Published November 28, 2018
Allows tandoors to pay bills on previous rates. — File
Allows tandoors to pay bills on previous rates. — File

ISLAMABAD: The federal government decided on Tuesday not to resort to gas loadshedding for domestic and commercial consumers in Punjab and Khyber Pakhtunkhwa during the current winter season by inducting imported liquefied natural gas (LNG) in the network.

“The gas utilities will be allowed volumetric adjustment and financial impact on cost neutral basis in accordance with the ECC’s decision of 11th May 2018,” said an announcement issued after a meeting of the Economic Coordination Committee (ECC) of the cabinet presided over by Finance Minister Asad Umar.

Sources said under a “gas banking mechanism” approved by Shahid Khaqan Abbasi-led ECC, about 170-180 million cubic feet per day (mmcfd) of regasified LNG would be injected into the distribution network of the Sui Northern Gas Pipelines Ltd (SNGPL) for three winter months.

Allows tandoors to pay bills on previous rates

An official explained that the impact of the sale of RLNG to domestic and commercial consumers had worked out at about Rs15 billion last year and was adjusted through the gas banking mechanism.
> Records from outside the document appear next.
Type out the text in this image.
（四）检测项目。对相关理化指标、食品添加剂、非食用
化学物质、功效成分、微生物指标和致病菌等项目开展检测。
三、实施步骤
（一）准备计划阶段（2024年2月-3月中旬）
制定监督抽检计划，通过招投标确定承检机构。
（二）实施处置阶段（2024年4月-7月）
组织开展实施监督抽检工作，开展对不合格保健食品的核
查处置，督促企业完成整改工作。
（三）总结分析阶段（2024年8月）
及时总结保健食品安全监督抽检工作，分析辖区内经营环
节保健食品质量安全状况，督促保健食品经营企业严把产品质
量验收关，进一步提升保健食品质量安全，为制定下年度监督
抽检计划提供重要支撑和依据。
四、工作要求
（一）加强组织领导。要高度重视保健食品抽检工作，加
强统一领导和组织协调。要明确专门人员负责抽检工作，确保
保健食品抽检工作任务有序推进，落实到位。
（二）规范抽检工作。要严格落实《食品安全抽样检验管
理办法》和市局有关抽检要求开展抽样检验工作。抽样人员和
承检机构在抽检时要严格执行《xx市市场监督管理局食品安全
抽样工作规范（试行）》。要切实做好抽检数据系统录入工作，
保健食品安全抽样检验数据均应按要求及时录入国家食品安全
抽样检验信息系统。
This required formal regulatory approval by the Oil and Gas Regulatory Authority (Ogra) to allow the gas utility meet its revenue requirements in its accounts.
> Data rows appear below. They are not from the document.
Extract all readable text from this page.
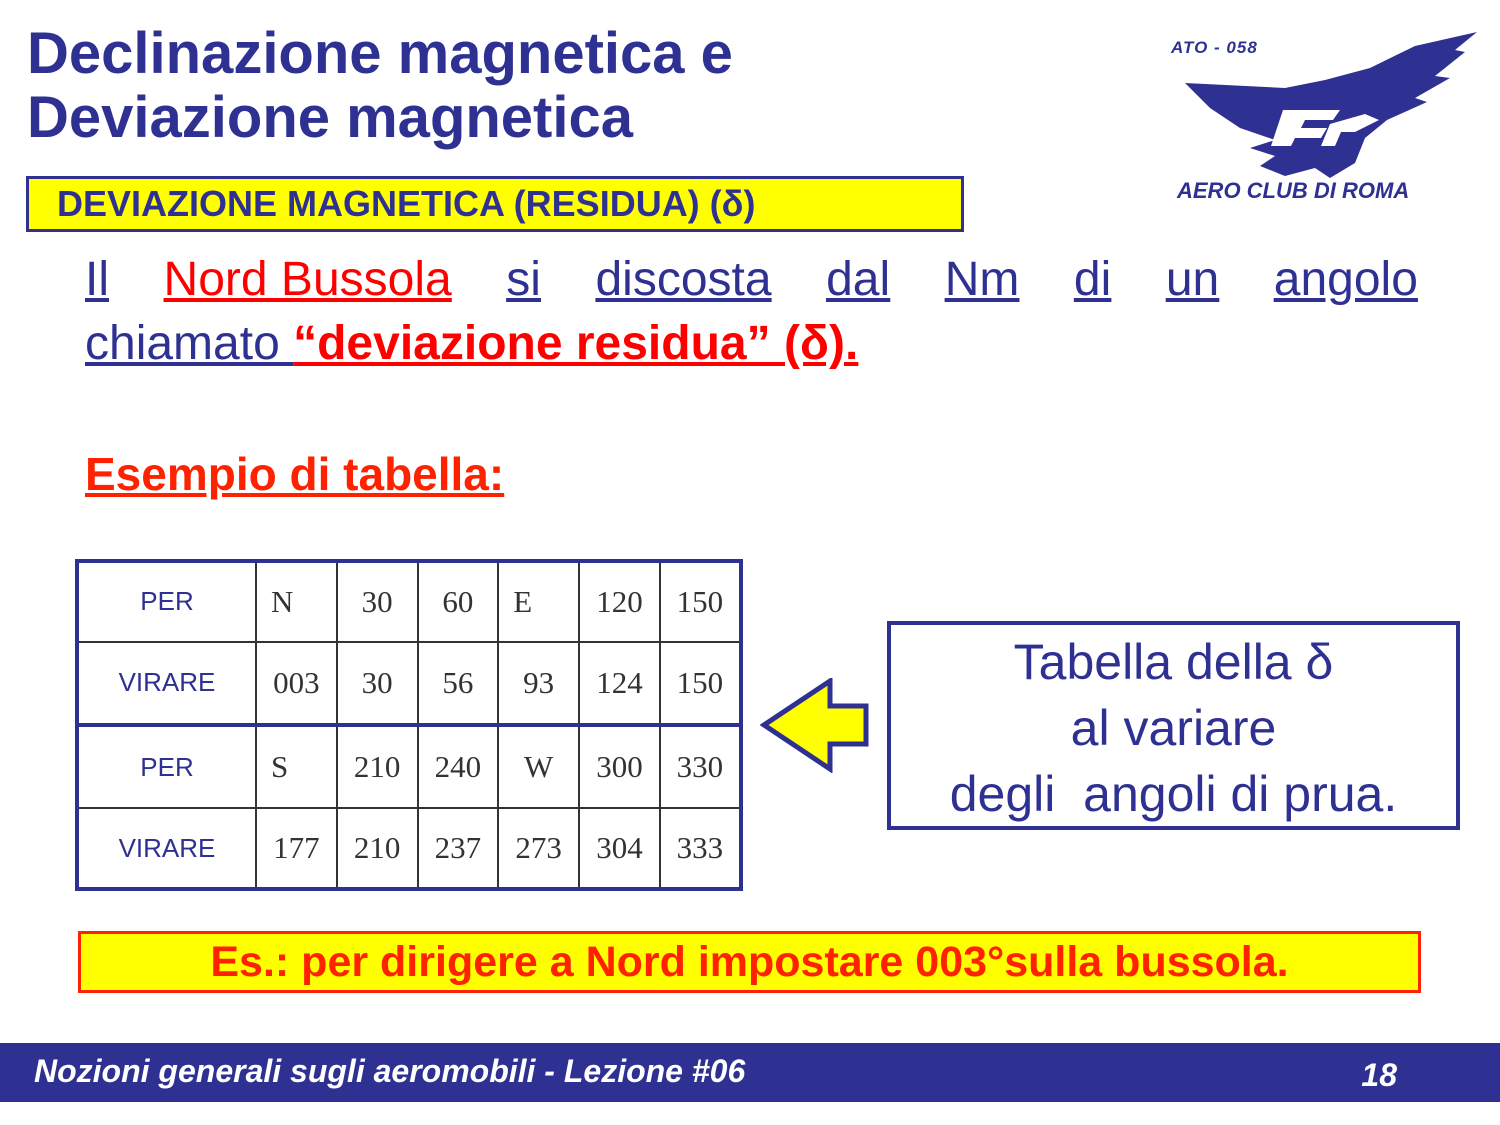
Declinazione magnetica e
Deviazione magnetica
ATO - 058
AERO CLUB DI ROMA
DEVIAZIONE MAGNETICA (RESIDUA) (δ)
Il Nord Bussola si discosta dal Nm di un angolo
chiamato “deviazione residua” (δ).
Esempio di tabella:
PER	N	30	60	E	120	150
VIRARE	003	30	56	93	124	150
PER	S	210	240	W	300	330
VIRARE	177	210	237	273	304	333
Tabella della δ
al variare
degli  angoli di prua.
Es.: per dirigere a Nord impostare 003°sulla bussola.
Nozioni generali sugli aeromobili - Lezione #06	18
The ECC also decided that the recent increase in gas prices will not be applicable for tandoors, and they will continue to pay their gas bills on the previously applicable rates. The decision was taken in view of concerns that the increase in gas prices was resulting in increase in the prices of tandoori roti and naan.
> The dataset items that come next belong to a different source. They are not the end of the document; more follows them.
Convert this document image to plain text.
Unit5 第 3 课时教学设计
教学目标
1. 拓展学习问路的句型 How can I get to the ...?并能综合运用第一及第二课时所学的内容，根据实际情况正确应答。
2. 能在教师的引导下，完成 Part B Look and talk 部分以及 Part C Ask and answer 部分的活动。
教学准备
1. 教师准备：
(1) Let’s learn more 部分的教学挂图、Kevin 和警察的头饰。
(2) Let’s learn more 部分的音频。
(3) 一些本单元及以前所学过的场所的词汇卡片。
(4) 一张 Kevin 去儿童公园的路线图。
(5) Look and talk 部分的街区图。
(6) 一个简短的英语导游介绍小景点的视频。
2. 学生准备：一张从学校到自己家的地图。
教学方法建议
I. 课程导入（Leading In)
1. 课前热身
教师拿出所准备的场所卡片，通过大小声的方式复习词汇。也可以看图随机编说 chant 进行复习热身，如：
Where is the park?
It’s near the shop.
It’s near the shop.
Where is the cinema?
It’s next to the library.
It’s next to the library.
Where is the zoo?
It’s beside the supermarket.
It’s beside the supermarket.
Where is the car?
Additional Secretary In charge of Petroleum Division Mian Asad Hayaud Din explained the gas load management requirements from December to February and presented three options.

He said the SNGPL should be asked to inject the LRNG volumes for consumption by domestic and commercial consumers provided Ogra allowed volumetric adjustment and financial impact on cost neutral basis in line with the ECC’s decision of May 11.

Otherwise, given the wider difference in the natural gas sale price for domestic use and the RLNG price, the SNGPL should be provided direct subsidy against injection of RLNG volumes for use by domestic and commercial consumers based on actual RLNG consumption. In the absence of these two options, the SNGPL will have to manage the load of domestic and commercial consumers through varied level of pressure management during off-peak hours.

It was reported that existing gas load management policy allowed top priority to the domestic and commercial sectors, followed by second priority to the power sector and zero-rated industry, third priority to the general industrial, fertiliser and captive power, and fourth priority to the cement including its captive power and fifth was given to the CNG sector.

The SNGPL has reported average gas consumption by domestic and commercial consumers in summer months of 2017 at around 528 mmcfd which increased to 867 mmcfd during winter 2017-18 and created a shortfall of 339 mmcfd. The company resorted to different methods to manage this shortfall which included pressure management during off-peak hours, diversion of 150 mmcfd gas from general industrial consumers to domestic and commercial and injection of RLNG to the tune of 160-170 mmcfd in the system for use by domestic and commercial consumers.

The SNGPL expected the total system shortfall during winter to remain generally unchanged at the last year’s level with minor variation depending on weather conditions and had proposed it be allowed to charge Rs36 per MMBTU higher rate to consumers or provided subsidy or allowed volumetric switching.